As an aside, the first obvious question when discussing any Shane Victorino trade is “Who would play center field in his absence?” My answer to that is: “Who cares?” Maybe they get a young outfielder back in the trade and stick him in center. Maybe John Mayberry and Jason Pridie fill in. I know they’re both awful, but what’s the worst that can happen–the Phillies don’t make the playoffs?
As for the risk that fans will stop showing up if the Phillies trade Polanco, Blanton, Victorino and Pierre, I doubt anyone is coming to the park to see any of those players specifically, with the possible exception of Victorino. And if you’re convinced that the fans that are buying tickets to see a team that will most likely have its first losing season in a decade will stop doing so, en masse, because Shane Victorino goes…well, I guess you’re welcome to believe that. I find the notion completely absurd, but I guess we won’t know for sure until he’s traded. The Marlins just did this with Anibal Sanchez, trading the free agent-to-be to Detroit in a package that netted them pitching prospect Jacob Turner, a massive return for a pitcher like Sanchez. The Seattle Mariners, who are only scarcely more out of it than the Phillies, just sent Ichiro to the Yankees yesterday afternoon. They didn’t get much back, but they saved some money and removed any pressure to re-sign the franchise’s biggest star. If trading Victorino is an admission of defeat, it’s because the Phillies have indeed been defeated.
Hunter Pence is a more complicated story. He’s got another year’s worth of arbitration left, and so could help the Phillies in 2013 if they think they can return to playoff contention. However, that year of arbitration makes Pence a more valuable trade chip than any other asset they could dangle, except, possibly, Cole Hamels. Scuttlebutt is that the Phillies are listening to offers in an attempt to avoid giving Pence an eight-figure arbitration payout. They won’t get a package as good as the one they sent to Houston for two reasons: Hunter Pence wasn’t worth anything close to what they paid in 2011 and being a year older and a year closer to free agency, Pence is worth less now than he was then anyway.
What they can do is get a legitimate prospect or young major leaguer back, someone who could start at a position of need either immediately or in the near future. People say the Phillies should “retool” or “reload” rather than “rebuild,” and by trading these five players, the Phillies would net a noteworthy, if not franchise-altering, return in young talent, but most importantly, it would free up enough money in salary to re-sign Cole Hamels long-term and add another free agent on top of him.

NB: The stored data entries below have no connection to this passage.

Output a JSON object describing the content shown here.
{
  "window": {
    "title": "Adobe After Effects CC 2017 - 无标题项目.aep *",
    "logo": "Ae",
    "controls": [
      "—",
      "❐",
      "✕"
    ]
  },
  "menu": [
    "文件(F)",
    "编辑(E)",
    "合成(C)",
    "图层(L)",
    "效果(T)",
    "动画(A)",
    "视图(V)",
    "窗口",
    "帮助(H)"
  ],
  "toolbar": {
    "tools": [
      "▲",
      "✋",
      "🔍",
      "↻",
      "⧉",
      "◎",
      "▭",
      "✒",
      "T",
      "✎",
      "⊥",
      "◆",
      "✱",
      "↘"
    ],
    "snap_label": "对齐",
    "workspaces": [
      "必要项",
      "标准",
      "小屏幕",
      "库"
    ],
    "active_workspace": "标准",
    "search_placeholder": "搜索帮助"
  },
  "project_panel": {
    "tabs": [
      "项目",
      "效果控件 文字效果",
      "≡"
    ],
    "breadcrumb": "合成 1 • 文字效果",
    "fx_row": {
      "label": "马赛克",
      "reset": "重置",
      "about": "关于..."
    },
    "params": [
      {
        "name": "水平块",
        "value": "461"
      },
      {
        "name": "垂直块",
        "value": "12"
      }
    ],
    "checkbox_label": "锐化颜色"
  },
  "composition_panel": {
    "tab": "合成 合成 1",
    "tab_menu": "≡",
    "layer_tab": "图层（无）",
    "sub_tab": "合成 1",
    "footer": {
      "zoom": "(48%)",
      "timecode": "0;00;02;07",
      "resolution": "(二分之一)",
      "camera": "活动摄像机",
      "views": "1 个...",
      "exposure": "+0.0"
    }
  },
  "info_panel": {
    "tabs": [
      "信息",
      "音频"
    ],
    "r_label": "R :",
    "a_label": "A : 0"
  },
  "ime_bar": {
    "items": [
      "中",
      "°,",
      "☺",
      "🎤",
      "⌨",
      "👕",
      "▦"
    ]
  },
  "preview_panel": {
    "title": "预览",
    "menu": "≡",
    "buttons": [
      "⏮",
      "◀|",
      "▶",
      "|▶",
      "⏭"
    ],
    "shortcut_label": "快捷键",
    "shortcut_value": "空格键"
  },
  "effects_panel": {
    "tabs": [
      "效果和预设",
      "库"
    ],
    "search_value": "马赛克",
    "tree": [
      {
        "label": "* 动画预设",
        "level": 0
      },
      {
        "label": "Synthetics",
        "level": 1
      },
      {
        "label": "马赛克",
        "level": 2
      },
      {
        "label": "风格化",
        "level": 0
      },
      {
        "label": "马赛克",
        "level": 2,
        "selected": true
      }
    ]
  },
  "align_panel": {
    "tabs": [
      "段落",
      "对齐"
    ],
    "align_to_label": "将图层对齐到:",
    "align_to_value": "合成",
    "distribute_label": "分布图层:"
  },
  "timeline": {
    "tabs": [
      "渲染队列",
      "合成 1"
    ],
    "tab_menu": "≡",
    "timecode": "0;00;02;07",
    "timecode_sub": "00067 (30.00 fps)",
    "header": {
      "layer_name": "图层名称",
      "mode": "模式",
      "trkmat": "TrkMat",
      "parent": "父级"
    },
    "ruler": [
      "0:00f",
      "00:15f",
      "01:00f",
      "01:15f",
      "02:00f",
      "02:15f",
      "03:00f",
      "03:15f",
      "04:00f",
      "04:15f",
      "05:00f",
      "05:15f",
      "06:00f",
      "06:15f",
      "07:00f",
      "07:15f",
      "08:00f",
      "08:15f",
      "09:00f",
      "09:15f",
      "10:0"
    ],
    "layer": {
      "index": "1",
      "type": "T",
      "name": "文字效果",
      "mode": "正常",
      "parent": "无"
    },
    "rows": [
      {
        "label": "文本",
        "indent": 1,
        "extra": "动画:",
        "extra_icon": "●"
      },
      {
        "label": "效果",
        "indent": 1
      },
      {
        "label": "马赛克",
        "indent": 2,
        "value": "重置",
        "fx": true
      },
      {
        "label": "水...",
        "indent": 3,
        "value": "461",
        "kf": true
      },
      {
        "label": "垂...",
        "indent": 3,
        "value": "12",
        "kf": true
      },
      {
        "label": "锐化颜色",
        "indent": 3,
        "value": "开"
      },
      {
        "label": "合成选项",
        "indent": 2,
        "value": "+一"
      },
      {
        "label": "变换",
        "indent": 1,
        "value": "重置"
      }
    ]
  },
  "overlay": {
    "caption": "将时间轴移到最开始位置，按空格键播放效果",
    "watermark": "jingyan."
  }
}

Purging the roster might seem like a cynical move, but it’s not. This season cannot be punted because the Phillies don’t have even a remote hope of making the playoffs–trading Pierre, Victorino, Polanco, Blanton and Pence isn’t giving up. It’s acknowledging reality. Then, in 2013, with Hamels re-signed, Domonic Brown in the outfield, the bullpen shored up with another wave of young reinforcements, a healthy Roy Halladay, Chase Utley and Ryan Howard and some money to play with on the free agent market, the Phillies can get back to where they want to be rather easily. And with a top-10 draft pick and some newly-acquired talent developing in the minor leagues, they’ll have the potential to stay there well into the future.
But they can only do this if they’re pragmatic about where they stand in the next seven days. Otherwise, we may very well be in for more of the same for a long time.